Tuesday, February 07, 2006

Value by Association

Steven Barrie-Anthony at the Los Angeles times filed an interesting article last Monday entitled Building Cachet by Association. He tracked a recent jump in the number of advertisers leveraging the look and feel of recently completed architectural works as life-style setting for their products. The article does well to present both the stratagies and the tactics of the creative staffs who are making the ads -- and intellectual property grey-area that the habit veers into. Here are two telling quotes that illustrate the scale of reactions a building receives once it enters the public realm...
"Other executives and producers are less interested in borrowing architectural prestige than in using blurred shots of walls and ceilings and architectural details to subtly compliment foreground products. In this case, buildings are often barely recognizable. ‘I loved the lines at Disney Hall,’ says Deborah White, senior art director at Macy's, who arrived there to shoot a section of the store's fall 2005 catalog. ‘The lines were just perfect. Our trend of clothing was burnt-out velvets, and beading and so forth. Disney Hall lent itself to the whole look — sleek and elegant.’"
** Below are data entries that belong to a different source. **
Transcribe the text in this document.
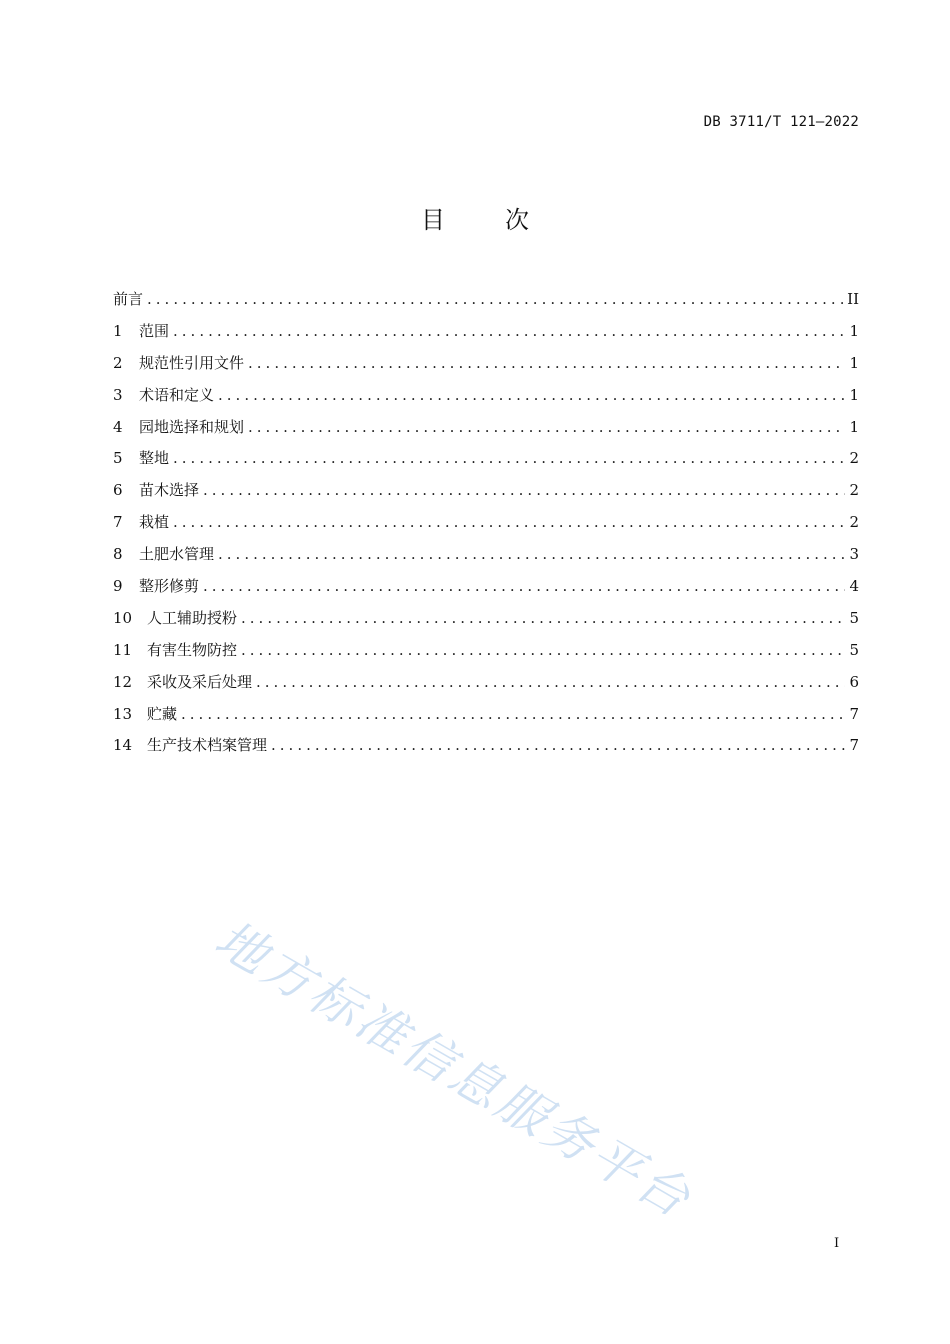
DB 3711/T 121—2022
目	次
前言 .....	II
1	范围 .....	1
2	规范性引用文件 .....	1
3	术语和定义 .....	1
4	园地选择和规划 .....	1
5	整地 .....	2
6	苗木选择 .....	2
7	栽植 .....	2
8	土肥水管理 .....	3
9	整形修剪 .....	4
10 人工辅助授粉 .....	5
11 有害生物防控 .....	5
12 采收及采后处理 .....	6
13 贮藏 .....	7
14 生产技术档案管理 .....	7
地方标准信息服务平台
I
"But other architects and aficionados of the craft find its use in advertising troubling. After all, they say, there's a thin line between appreciation and appropriation. Didn't at least some people cringe when a deceased Fred Astaire danced onto TV screens with a Dirt Devil-brand vacuum cleaner? When Mercedes-Benz played Janis Joplin's soulful treatise on materialism, ‘Mercedes Benz,’ as the soundtrack to a commercial? Why should great architecture, when used for commercial purposes, not be included in that same discussion?"